Edmonton figure skater Kaetlyn Osmond ready to dominate on Olympic ice
'I'm just feeling more ready than I could possibly be'
Figure skater Kaetlyn Osmond plans to "hide out" at the athletes' village before she hits the ice at the Winter Games in Pyeongchang and pretend the Olympics aren't something special.
"I've been to so many competitions, especially the last couple of years and to me, each competition has felt the same," Osmond said in a rinkside interview with CBC Radio's Edmonton AM.
"I'm trying to keep myself thinking about the Olympics in the same way."
The 22-year-old Edmonton-based athlete is trying to keep her focus. It's important that she treat every competition, even the Olympics, the same, she said.
It's a mental game she plays to keep her nerves in check, so the pressure to compete doesn't become overwhelming.
'I'm trying to keep that focus'
"Everyone has been competing really well this year and it's still different for me to think that I'm a medal contender, but I can only do what I can do so I'm trying to keep that focus right now."
The 2017 World silver medallist, 2017 Grand Prix Final bronze medallist and two-time Skate Canada International champion represented Canada at the Winter Olympics in Sochi in 2014, earning a silver medal with Team Canada.
Osmond is feeling confident about her chances of scaling the podium again.
"I'm feeling really good. Training has been going really well," said Osmond, who was born in Marystown, N.L.
Her short program performance was nearly perfect, but what she described as "silly mistakes" cost her points in the long program.

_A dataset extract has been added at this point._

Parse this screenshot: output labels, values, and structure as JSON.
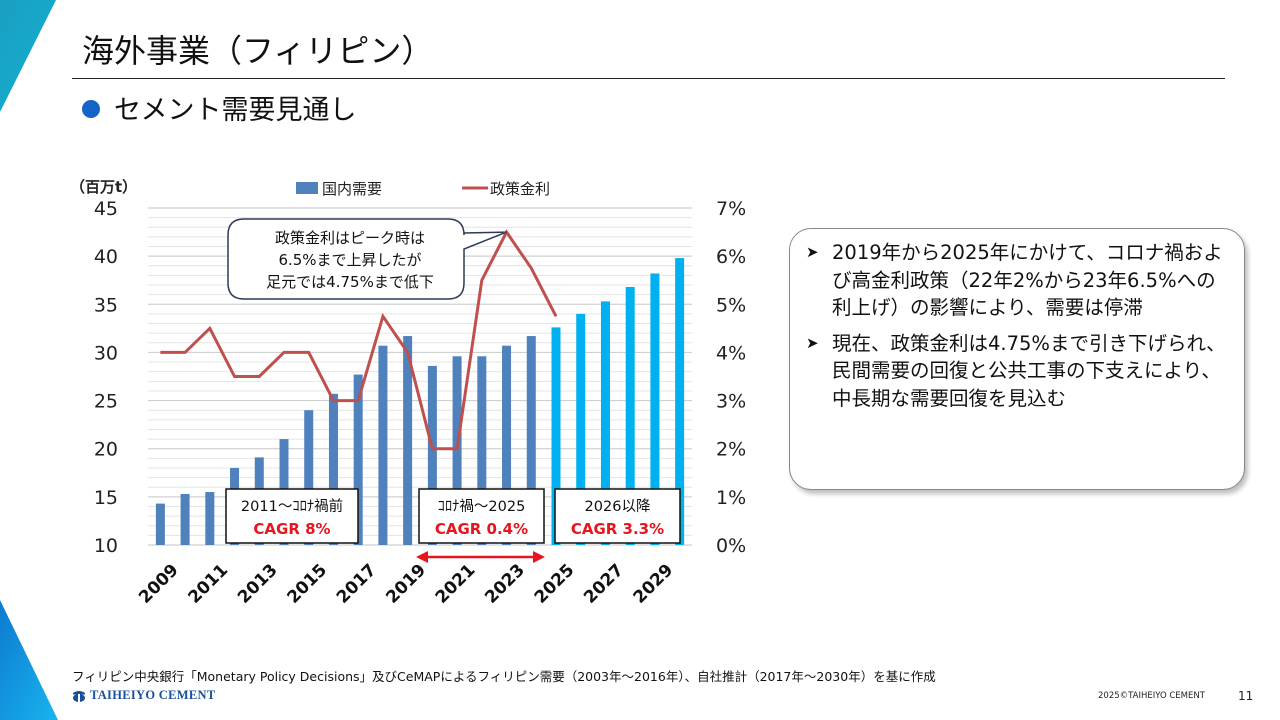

In the women's singles competition, Osmond finished third after a couple of errors in her Black Swan skate, including a fall on her triple Salchow, dropped her the first-place position she held.
She vowed to do better in Pyeongchang.
"There are a lot of things that I've done wrong that I want to do better and things that I've done well that I want to keep doing well," she said.
'It feels really different'
Osmond has overcome a lot in her career since winning the silver medal in Sochi. Coming off her Team Canada win, she was working on choreography in September 2014 when she swerved to avoid another skater, caught an edge and fell.
Osmond, then a two-time Canadian champion, fractured the fibula in her right leg.
She was forced to withdraw from the 2014-15 skating season. She had also been off the ice for most of September 2013 due to an ankle injury.
Despite the injuries, Osmond never doubted that she would return to the ice.
Now she's bound for South Korea, feeling more confident than she ever has.
"It feels really different. Last time, I had no idea what to expect. I was injured all year leading up to it, and there was a lot of just getting myself back on track going into the Olympics.
"This year, I know more of what to expect. I'm really excited for it. Knowing that I have a full training year under my belt, and a world silver medal, it makes a big difference."
"I'm excited to experience it this time."